10. Raub

Royal red rubies,

Bloody drops of faded glory,

Slumber in sarcophagi,

Down there in the crypts.

Now Pierrot embarks on the series of misadventures that will propel him toward the guillotine of No. 13 (“Enthauptung”). In the darkness – the obscuration of light brought about by the monster moths of No. 8 (“Nacht”) – we have a cluster of “crimes”: the loss of laughter (No. 9), an attempted grave robbery (No. 10), the infamous “red Mass,” a pre-execution visit to the brothel. I’m characterizing this string of movements in this way to try to get inside the narrative implications of the ordering of the poems, one of many magnificent things Schoenberg accomplished when he wrote Pierrot lunaire. The moral light snuffed out, this series of crimes leads to punishment and a vision, in No. 14, of the poet-martyr on the cross. To have pieced together this Ming vase from Albert Giraud’s original set of fifty shards and fragments is at least as willful as various slightly dubitable translations offered up by Hartleben (or, more recently, by me)!

A Habsburg ruby, entombed in Vienna (detail), photo by the author.

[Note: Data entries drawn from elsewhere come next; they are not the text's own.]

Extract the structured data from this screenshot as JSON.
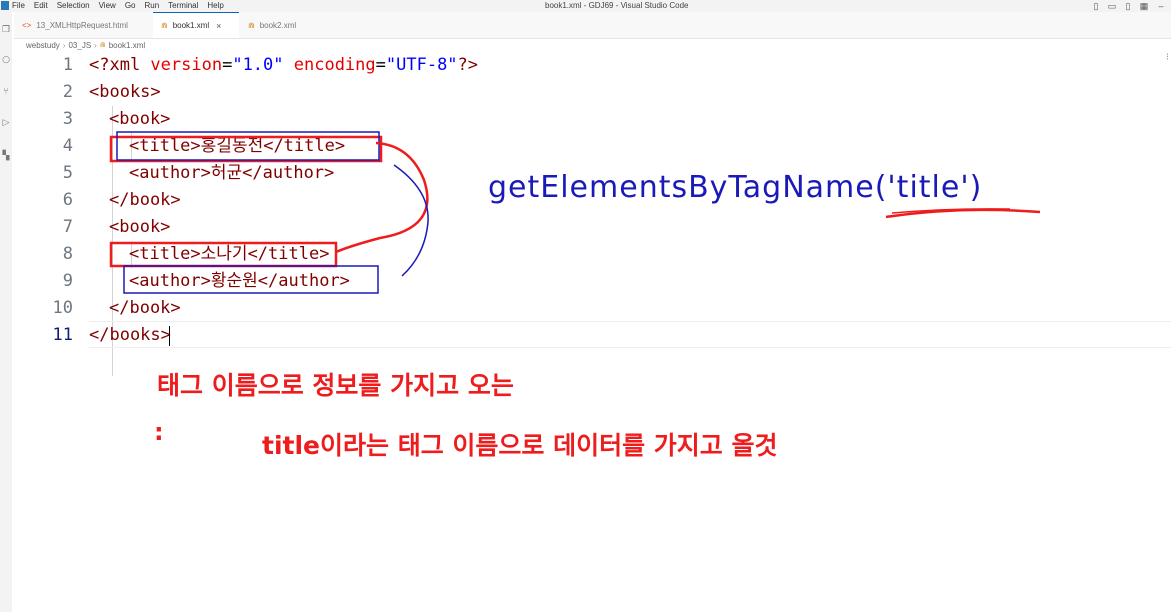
{
  "window": {
    "title": "book1.xml - GDJ69 - Visual Studio Code",
    "menu": [
      "File",
      "Edit",
      "Selection",
      "View",
      "Go",
      "Run",
      "Terminal",
      "Help"
    ]
  },
  "tabs": [
    {
      "label": "13_XMLHttpRequest.html",
      "icon": "html-file-icon",
      "active": false
    },
    {
      "label": "book1.xml",
      "icon": "xml-file-icon",
      "active": true,
      "close": "×"
    },
    {
      "label": "book2.xml",
      "icon": "xml-file-icon",
      "active": false
    }
  ],
  "breadcrumb": [
    "webstudy",
    "03_JS",
    "book1.xml"
  ],
  "editor": {
    "lines": [
      {
        "n": "1",
        "text": "<?xml version=\"1.0\" encoding=\"UTF-8\"?>"
      },
      {
        "n": "2",
        "text": "<books>"
      },
      {
        "n": "3",
        "text": "<book>"
      },
      {
        "n": "4",
        "text": "<title>홍길동전</title>"
      },
      {
        "n": "5",
        "text": "<author>허균</author>"
      },
      {
        "n": "6",
        "text": "</book>"
      },
      {
        "n": "7",
        "text": "<book>"
      },
      {
        "n": "8",
        "text": "<title>소나기</title>"
      },
      {
        "n": "9",
        "text": "<author>황순원</author>"
      },
      {
        "n": "10",
        "text": "</book>"
      },
      {
        "n": "11",
        "text": "</books>"
      }
    ],
    "current_line": "11"
  },
  "annotations": {
    "method": "getElementsByTagName('title')",
    "note1": "태그 이름으로 정보를 가지고 오는",
    "colon": ":",
    "note2": "title이라는 태그 이름으로 데이터를 가지고 올것",
    "colors": {
      "red": "#ee1c1c",
      "blue": "#1a1ab8"
    }
  }
}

One of the most fascinating things about this particular crime – “Theft” – is its radical shifts of texture, and how those shifts serve, surprisingly, to clarify what the vocalist is saying. Take a look at m. 5, the first moment of its kind in the cycle, where flute, clarinet, and violin sustain a sonority, pianissimo, so that the vocalist can be easily heard in her opening phrase. No such clearing of the air has happened in any of the previous nine movements. And why? Is it because this botched grave robbery – Pierrot and his mates are too spooked to steal anything, it seems – is so much more worthy of attention than what’s happened before? A risible suggestion. For the sake of textural variety alone? I admit that this is an attractive solution in a work of such limitless creativity. Is there a third way? Perhaps by using recitative and making way for the singer-actor to tell her story, a quasi-operatic ploy, Schoenberg is drawing attention to the larger narrative element he has imposed on the whole: emphasizing, through the long history of recitative, the inherited musical language of story.

Make way for the recitative! “Raub,” mm. 4-5.

Something else makes me think so, though the proof is a touch more difficult. “Raub” has an instrumental refrain – not merely a motive that returns and is transformed, but a section that features certain behavioral tics and that keeps coming back to anchor and emblematize the story. This “section with certain tics” can be identified by its stream of repeated sixteenth notes, either on a single pitch or toggling between two of them. Were this opera of the 1730s we would call this section a ritornello – an instrumental refrain – and in Handel’s capable hands, for example, it would both give us a hook and capture some central image or emotional posture of the aria text. And so it is in “Raub”: We hear Pierrot and companions’ chattering teeth or knocking knees as they creep into the crypt. But my favorite moment is the final, accelerando version of the ritornello where, along with the shaking and shivering, the strings provide a duet of marvelous Psycho­-like screams in harmonics. Are we laughing? Are we horrified? Both?

Run away! Pierrot and friends freaked out, “Raub,” mm. 16-17.